La cuestión de la problemática recae en comprender verdaderamente la diferencia entre transformación y revolución: la transformación es un proceso sufrido por un sistema en un momento temporal dado, es la transición desde unos valores y modus operandi a otro. En otras palabras, cuando la transición se efectúe el cambio ya no tendrá razón de ser: la transformación es finita. Sin embargo, la revolución es atemporal. Ésta huye del pensamiento lineal: revolucionarse implica sistematizar la capacidad humana de cuestionar. La revolución es un rechazo a todo sistema, significa concebir el pensamiento como algo en movimiento. 

La revolución es la sistematización de la capacidad humana de cuestionar.  

Aunque sea absolutamente necesaria, la transformación educativa entendida y centrada en cambiar la manera de enseñar no es una transformación educativa: es una transformación pedagógica. Partir del malestar del cuerpo estudiantil y del bajo rendimiento para construir un cambio es algo lineal: si la transformación cumpliera sus objetivos en la mitad de su implementación, esa mitad pasaría a ser el total. En otras palabras, ya no precisaríamos de transformación. Sin embargo, la revolución no tiene mitades, la revolución no parte de unos hechos contrastables y cuantificables per se: parte de la intención de deconstruir el actual sistema educativo y construir uno nuevo, estando esta construcción en perpetuo proceso. Mientras haya tiempo transcurriendo, la revolución no cesará jamás. 

Para concebir una revolución en su ser, es preciso que todos los elementos en ella sufran una deconstrucción autónoma, emancipada: un profesor no debe deconstruir al alumno, es el propio alumno que se tiene que deconstruir a sí mismo.
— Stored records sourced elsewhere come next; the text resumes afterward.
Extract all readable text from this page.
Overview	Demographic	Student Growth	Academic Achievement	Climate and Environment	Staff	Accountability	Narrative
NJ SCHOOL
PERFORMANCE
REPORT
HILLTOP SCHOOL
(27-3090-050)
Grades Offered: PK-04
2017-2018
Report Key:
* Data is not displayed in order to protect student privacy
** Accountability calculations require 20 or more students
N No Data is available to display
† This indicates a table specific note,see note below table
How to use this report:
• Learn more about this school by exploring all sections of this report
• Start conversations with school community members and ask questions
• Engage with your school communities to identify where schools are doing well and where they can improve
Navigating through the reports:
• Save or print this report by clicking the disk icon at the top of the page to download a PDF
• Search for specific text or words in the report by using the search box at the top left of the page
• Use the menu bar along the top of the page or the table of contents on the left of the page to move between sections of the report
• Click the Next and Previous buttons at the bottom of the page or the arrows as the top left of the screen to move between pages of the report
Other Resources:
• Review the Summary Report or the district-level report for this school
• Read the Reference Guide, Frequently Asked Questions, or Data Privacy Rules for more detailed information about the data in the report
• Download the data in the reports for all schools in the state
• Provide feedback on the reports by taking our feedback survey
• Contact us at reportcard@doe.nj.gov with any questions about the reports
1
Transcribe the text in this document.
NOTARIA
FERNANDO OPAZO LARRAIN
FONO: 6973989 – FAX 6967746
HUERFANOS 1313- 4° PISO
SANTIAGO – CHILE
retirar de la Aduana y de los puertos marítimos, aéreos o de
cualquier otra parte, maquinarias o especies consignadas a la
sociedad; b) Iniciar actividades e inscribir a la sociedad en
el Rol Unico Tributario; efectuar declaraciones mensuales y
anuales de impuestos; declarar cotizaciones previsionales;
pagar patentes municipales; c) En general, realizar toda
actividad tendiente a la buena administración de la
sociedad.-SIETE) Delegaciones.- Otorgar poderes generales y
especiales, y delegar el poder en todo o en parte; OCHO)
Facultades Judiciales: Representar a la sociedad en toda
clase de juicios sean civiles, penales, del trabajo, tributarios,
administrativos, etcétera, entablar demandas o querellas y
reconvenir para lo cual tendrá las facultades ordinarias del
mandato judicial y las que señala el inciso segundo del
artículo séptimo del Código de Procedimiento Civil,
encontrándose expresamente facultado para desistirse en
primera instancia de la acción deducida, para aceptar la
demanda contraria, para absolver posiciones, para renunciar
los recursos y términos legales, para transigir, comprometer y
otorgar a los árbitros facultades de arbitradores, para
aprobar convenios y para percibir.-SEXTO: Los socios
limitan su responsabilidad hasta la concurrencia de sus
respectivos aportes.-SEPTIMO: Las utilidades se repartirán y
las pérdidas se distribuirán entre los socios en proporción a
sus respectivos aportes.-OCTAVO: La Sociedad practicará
Y esto es aplicable a todos los agentes presentes en el mundo de la enseñanza. La pedagogía es una disciplina que concierne el cuerpo docente: la educación concierne a toda la sociedad, pues la sociedad se conforma gracias a la educación. 

La sociedad se conforma por medio de la educación. 

Un estudiante recibe una pedagogía, pero la educación tiene que reclamarla. La educación no es un currículum, un temario: el espíritu de la educación es el espíritu de la voluntad de querer ser humano. Del mismo modo que Simone de Beauvoir decía que una hembra nace pero una mujer se construye, un Homo Sapiens nace pero un humano se construye. Educar es pues un hecho ontológico, una hazaña que define nuestro ser. De este modo, desarrollar una buena pedagogía es una decisión moral: uno puede desarrollar una mala pedagogía. Sin embargo, por su carácter no moral sino ontológico, una persona no puede educar mal. Desde el momento en que educar significa acompañar en el proceso de ser, educar mal equivale a no educar. 

Educar mal equivale a no educar. 

El hecho de blindar la opción a toda aquella persona que no sea docente de tomar una voz significativa en la revolución educativa es lo que le da el título a este artículo. Vuelvo a acogerme en la terminología de Kierkegaard, él dijo que un teólogo podía fundar una sociedad con el único objetivo de salvar a todos aquellos que estén perdidos. Construir el cambio educativo sin incluir a todos los elementos que lo sufrirán supone un acto teológico: implica asumir que hay personas a las que salvar. La revolución tiene su razón de ser en tanto que contra-cambio: nadie tiene que recibir una salvación, nadie tiene que ser salvado: desde el momento en que nos concierne, tenemos que luchar todos y todas para crear la educación que necesitamos. Y, puesto que nuestras necesidades variarán, el proceso de construcción tiene que ser infinito. A instancias prácticas, dicha revolución, como dijeron múltiples personalidades, empieza en el seno del yo. Cuestionándonos, deconstruyéndonos, reoncibiéndonos para luego hacer lo mismo con nuestras instituciones. 

P.S.: siendo coherente con mi tesis, he decidido ser muy ambiguo con los proyectos del cambio y no he querido mencionar ninguno. Cabe decir que son un elemento fundamental en la revolución que menciono, pero como agente complementario a un proceso personal. La ambigüedad se debe también a que no me concierne a mi catalogarlos, creo firmemente que éste es su deber y, más aún, su deber prioritario.